そして、蘭丸が態勢を崩したところを、国継は下から刀で突きました。

「森蘭丸、討ち取ったり!」

 蘭丸を討ち取った国継は、信長の首を取りに向かおうとしますが、既に信長は燃え盛る屋敷の奥へ姿を消していました。

「信長公!返させ給へー!!!」

 国継が二度と信長の姿を目にすることはありませんでした。『信長公記』によると、戦闘中に肘に槍傷を負った信長は最期の姿を見せまいと、屋敷の奥深くに入り、自害して果てたと言われています。

 その後「山崎の戦い」で光秀が秀吉に敗れて主家の明智家が滅亡すると、秀吉からの探索を逃れるため、国継は名を「天野源右衛門(あまの・げんえもん)」と改めます。そして、森長可(ながよし:蘭丸の兄)や羽柴秀勝(信長の四男)、蒲生氏郷(信長の婿)などに仕えますが、各大名家で問題を起こし、出仕と出奔を繰り返してしまいます。

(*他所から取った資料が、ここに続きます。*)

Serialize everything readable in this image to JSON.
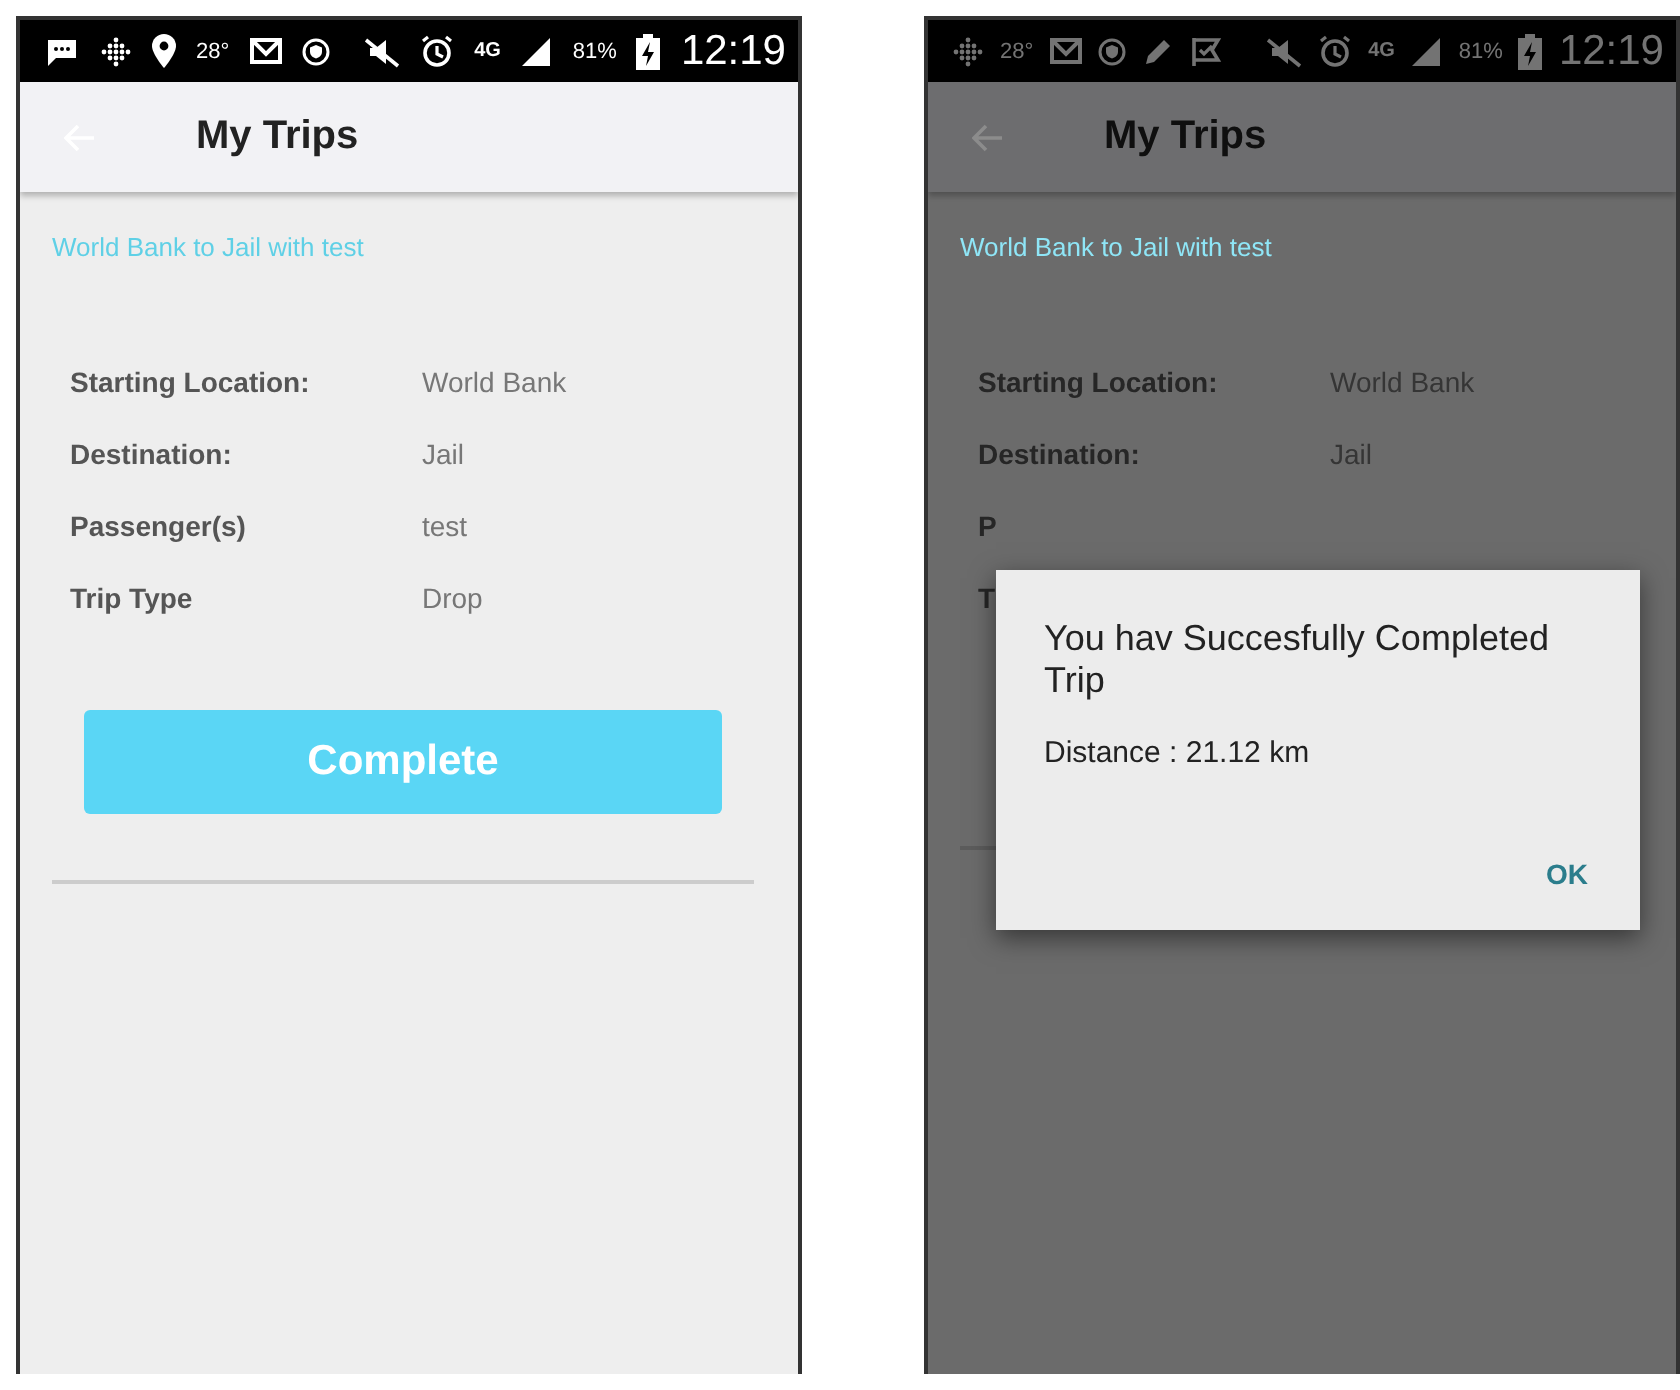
{
  "screens": [
    {
      "dimmed": false,
      "status_bar": {
        "left_items": [
          {
            "kind": "chat"
          },
          {
            "kind": "dots"
          },
          {
            "kind": "pin"
          },
          {
            "kind": "text",
            "text": "28°"
          },
          {
            "kind": "mail"
          },
          {
            "kind": "shield"
          }
        ],
        "right_items": [
          {
            "kind": "mute"
          },
          {
            "kind": "alarm"
          },
          {
            "kind": "network",
            "text": "4G"
          },
          {
            "kind": "signal"
          },
          {
            "kind": "text",
            "text": "81%"
          },
          {
            "kind": "battery"
          },
          {
            "kind": "clock",
            "text": "12:19"
          }
        ]
      },
      "app_bar": {
        "title": "My Trips"
      },
      "trip_title": "World Bank to Jail with test",
      "details": [
        {
          "label": "Starting Location:",
          "value": "World Bank"
        },
        {
          "label": "Destination:",
          "value": "Jail"
        },
        {
          "label": "Passenger(s)",
          "value": "test"
        },
        {
          "label": "Trip Type",
          "value": "Drop"
        }
      ],
      "complete_button": "Complete"
    },
    {
      "dimmed": true,
      "status_bar": {
        "left_items": [
          {
            "kind": "dots"
          },
          {
            "kind": "text",
            "text": "28°"
          },
          {
            "kind": "mail"
          },
          {
            "kind": "shield"
          },
          {
            "kind": "pen"
          },
          {
            "kind": "flag"
          }
        ],
        "right_items": [
          {
            "kind": "mute"
          },
          {
            "kind": "alarm"
          },
          {
            "kind": "network",
            "text": "4G"
          },
          {
            "kind": "signal"
          },
          {
            "kind": "text",
            "text": "81%"
          },
          {
            "kind": "battery"
          },
          {
            "kind": "clock",
            "text": "12:19"
          }
        ]
      },
      "app_bar": {
        "title": "My Trips"
      },
      "trip_title": "World Bank to Jail with test",
      "details": [
        {
          "label": "Starting Location:",
          "value": "World Bank"
        },
        {
          "label": "Destination:",
          "value": "Jail"
        },
        {
          "label": "P"
        },
        {
          "label": "T"
        }
      ],
      "dialog": {
        "title": "You hav Succesfully Completed Trip",
        "message": "Distance : 21.12 km",
        "button": "OK"
      }
    }
  ]
}
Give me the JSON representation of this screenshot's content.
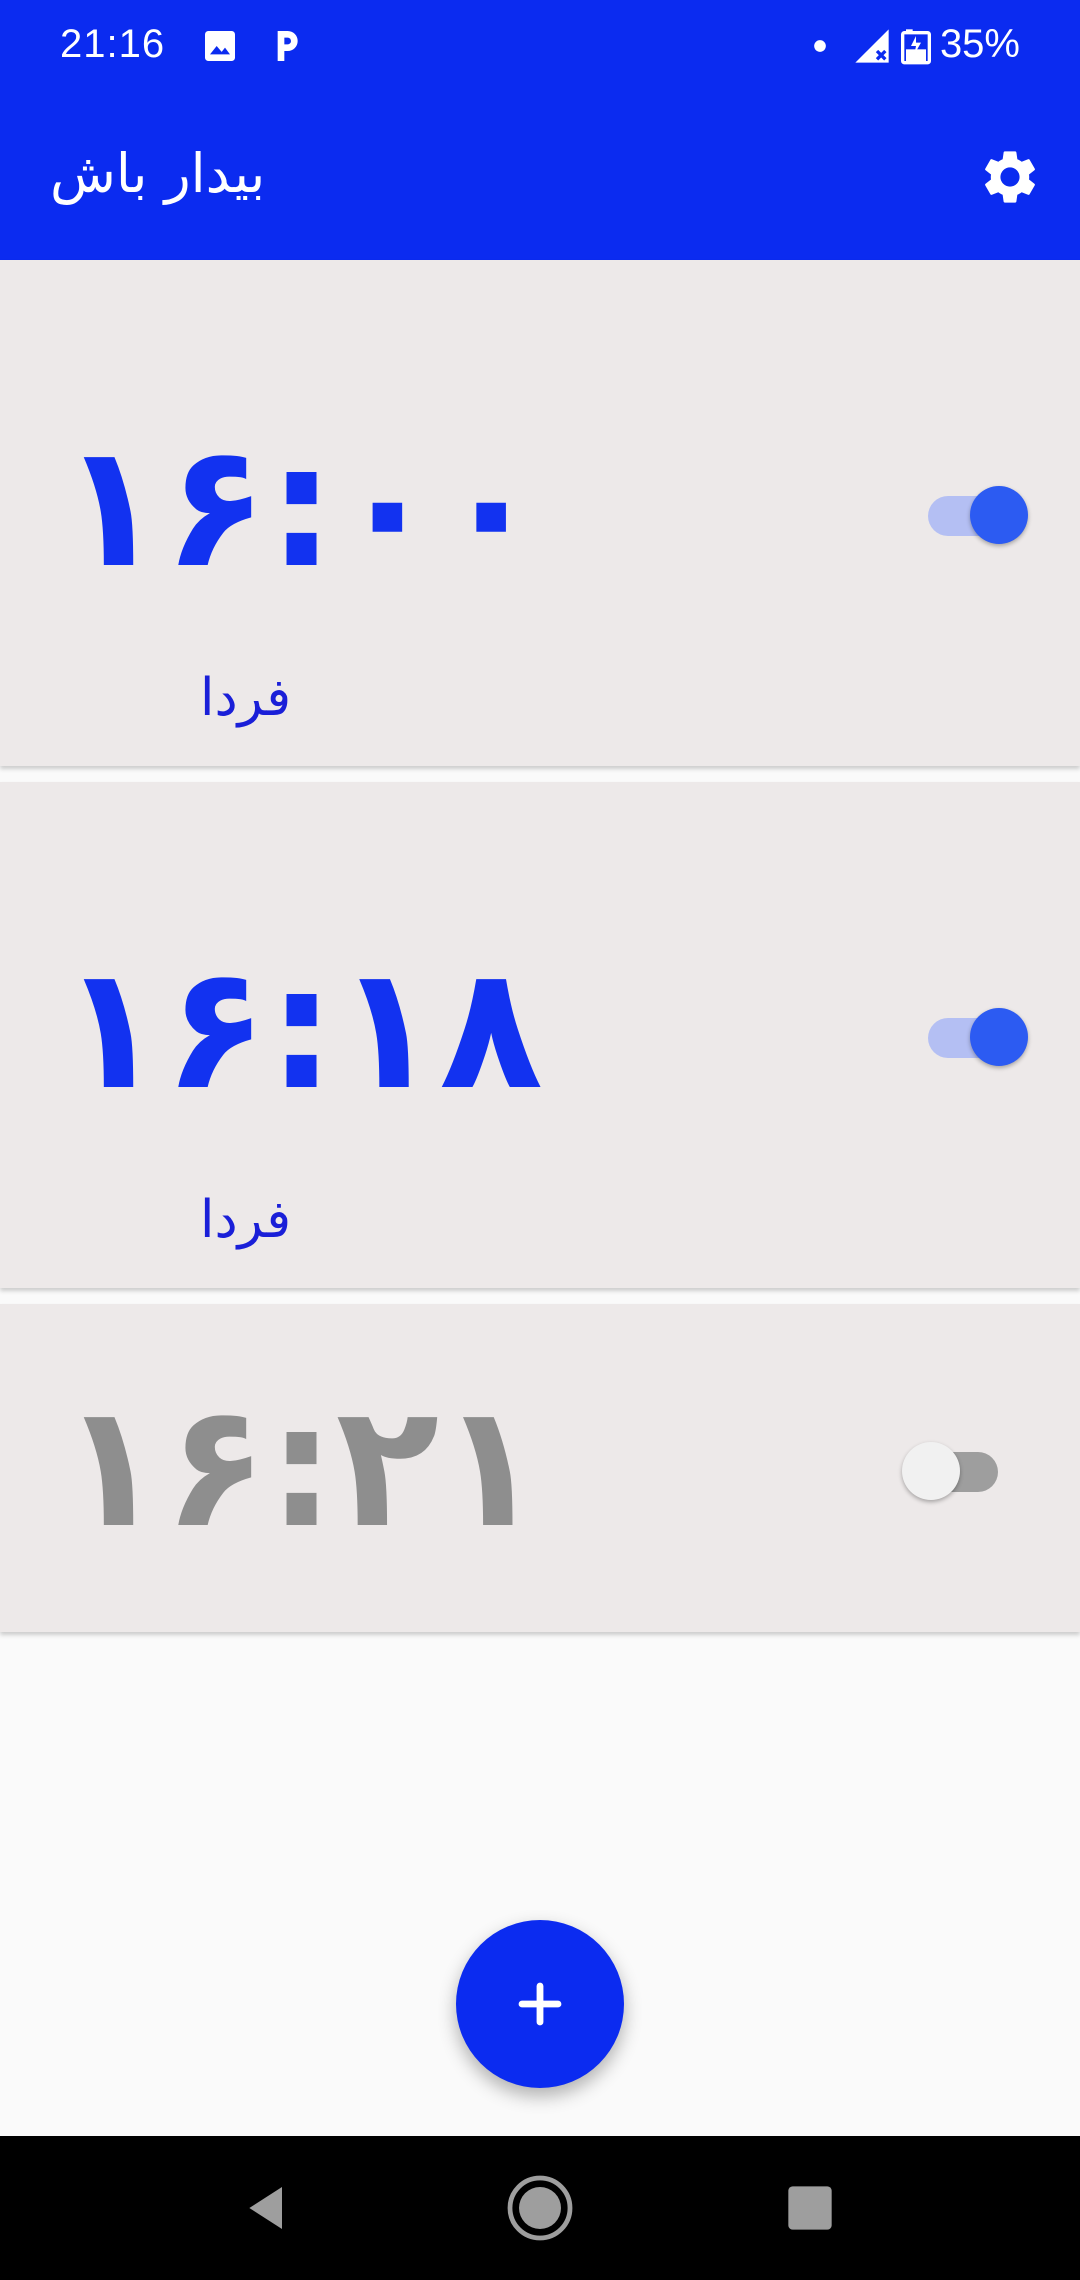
{
  "status_bar": {
    "time": "21:16",
    "battery": "35%",
    "icons": [
      "image-icon",
      "parking-icon",
      "dot-icon",
      "signal-icon",
      "battery-icon"
    ]
  },
  "app_bar": {
    "title": "بیدار باش",
    "settings_icon": "gear-icon"
  },
  "alarms": [
    {
      "time": "۱۶:۰۰",
      "day": "فردا",
      "enabled": true
    },
    {
      "time": "۱۶:۱۸",
      "day": "فردا",
      "enabled": true
    },
    {
      "time": "۱۶:۲۱",
      "day": "",
      "enabled": false
    }
  ],
  "fab": {
    "icon": "plus-icon"
  },
  "nav_bar": {
    "icons": [
      "back-icon",
      "home-icon",
      "recents-icon"
    ]
  },
  "colors": {
    "primary": "#0b2bf0",
    "alarm_on": "#1232f0",
    "alarm_off": "#8e8e8e",
    "card_bg": "#ede9e9"
  }
}
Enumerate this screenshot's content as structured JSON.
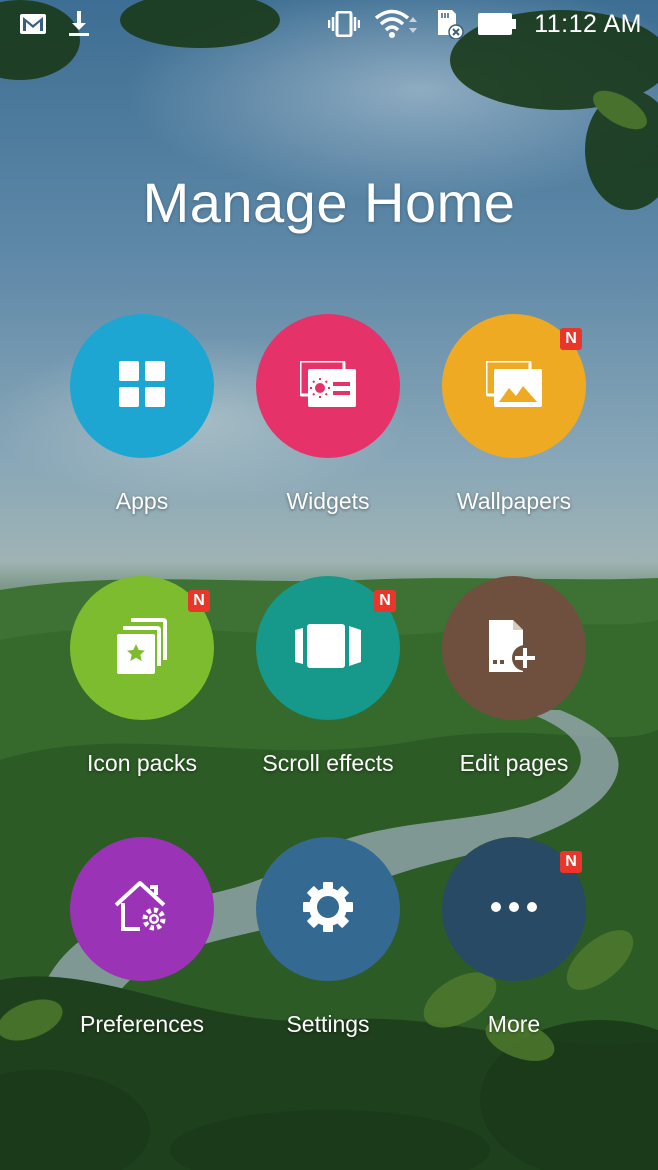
{
  "status_bar": {
    "time": "11:12 AM",
    "icons_left": [
      "gmail-icon",
      "download-icon"
    ],
    "icons_right": [
      "vibrate-icon",
      "wifi-icon",
      "sd-card-icon",
      "battery-icon"
    ]
  },
  "page_title": "Manage Home",
  "badge_text": "N",
  "tiles": [
    {
      "label": "Apps",
      "icon": "apps-grid-icon",
      "color": "#1ea6d3",
      "badge": false
    },
    {
      "label": "Widgets",
      "icon": "widgets-icon",
      "color": "#e5336a",
      "badge": false
    },
    {
      "label": "Wallpapers",
      "icon": "wallpapers-icon",
      "color": "#eeaa23",
      "badge": true
    },
    {
      "label": "Icon packs",
      "icon": "icon-packs-icon",
      "color": "#7dbc2e",
      "badge": true
    },
    {
      "label": "Scroll effects",
      "icon": "scroll-effects-icon",
      "color": "#16998a",
      "badge": true
    },
    {
      "label": "Edit pages",
      "icon": "edit-pages-icon",
      "color": "#6f503f",
      "badge": false
    },
    {
      "label": "Preferences",
      "icon": "preferences-icon",
      "color": "#9a33b6",
      "badge": false
    },
    {
      "label": "Settings",
      "icon": "settings-gear-icon",
      "color": "#346a92",
      "badge": false
    },
    {
      "label": "More",
      "icon": "more-dots-icon",
      "color": "#284a64",
      "badge": true
    }
  ]
}
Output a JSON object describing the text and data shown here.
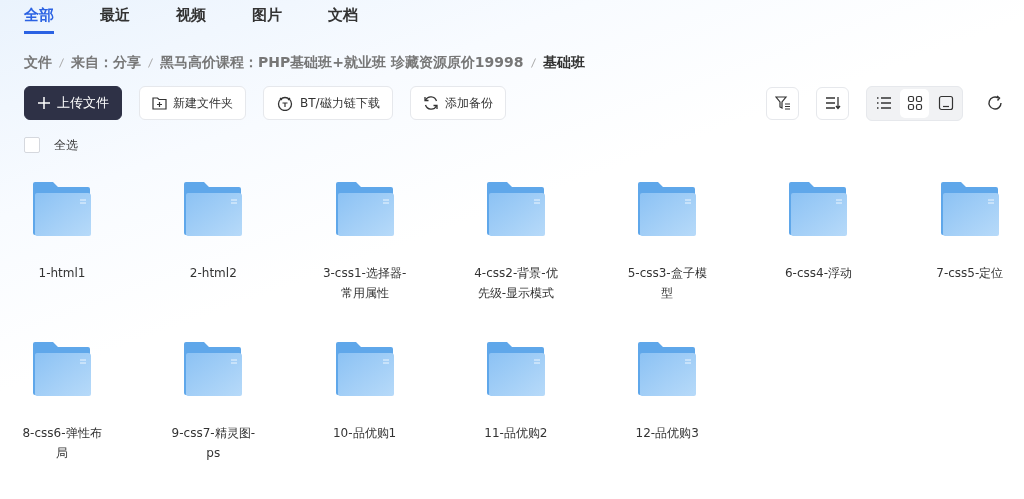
{
  "tabs": [
    {
      "label": "全部",
      "selected": true
    },
    {
      "label": "最近",
      "selected": false
    },
    {
      "label": "视频",
      "selected": false
    },
    {
      "label": "图片",
      "selected": false
    },
    {
      "label": "文档",
      "selected": false
    }
  ],
  "breadcrumb": [
    "文件",
    "来自：分享",
    "黑马高价课程：PHP基础班+就业班 珍藏资源原价19998",
    "基础班"
  ],
  "toolbar": {
    "buttons": [
      {
        "kind": "upload",
        "label": "上传文件"
      },
      {
        "kind": "new-folder",
        "label": "新建文件夹"
      },
      {
        "kind": "bt",
        "label": "BT/磁力链下载"
      },
      {
        "kind": "backup",
        "label": "添加备份"
      }
    ],
    "view_modes": [
      {
        "kind": "list",
        "selected": false
      },
      {
        "kind": "grid",
        "selected": true
      },
      {
        "kind": "preview",
        "selected": false
      }
    ]
  },
  "select_all": {
    "label": "全选",
    "checked": false
  },
  "folders": [
    {
      "name": "1-html1"
    },
    {
      "name": "2-html2"
    },
    {
      "name": "3-css1-选择器-常用属性"
    },
    {
      "name": "4-css2-背景-优先级-显示模式"
    },
    {
      "name": "5-css3-盒子模型"
    },
    {
      "name": "6-css4-浮动"
    },
    {
      "name": "7-css5-定位"
    },
    {
      "name": "8-css6-弹性布局"
    },
    {
      "name": "9-css7-精灵图-ps"
    },
    {
      "name": "10-品优购1"
    },
    {
      "name": "11-品优购2"
    },
    {
      "name": "12-品优购3"
    }
  ]
}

 それでも大名からの仕官の話は尽きず、九州へ渡り、武勇で知られる柳河(福岡県柳川市)の大名・立花宗茂に仕えました。宗茂の家臣として「朝鮮出兵」などに従軍しますが、立花家の譜代家臣といさかいを起こして、再び出奔することになってしまいました。

 

 最終的に国継が辿り着いたのが、寺沢広高が治める肥前国・唐津藩(佐賀県唐津市)でした。広高は国継の旧友であり、立身出世を夢見た若い頃に「どちらか一人が大名になったら、残る一人を必ず高禄で召し抱える」と約束したそうです。そして、唐津藩8万石の主となっていた広高は国継を召し抱えて、当時の約束を果たしたと言われています。

 旧友の許で晩年を過ごした国継は、唐津で亡くなりました。

命日は慶長2年(1597年)6月2日。奇しくも「本能寺の変」と同日でした。死因は頬の腫物の悪化を苦にした自害だったと言われ、これは信長を刺し蘭丸を討った祟りであると噂されたそうです。

 国継の墓は唐津城下の浄泰寺(じょうたいじ)に建立されました。そしてこの寺には、ある一本の槍が伝わりました。その槍は国継の愛槍と言われ、「本能寺の変」の時に織田信長を突いたものだと伝承されています。現在は唐津城で目にすることが出来ます。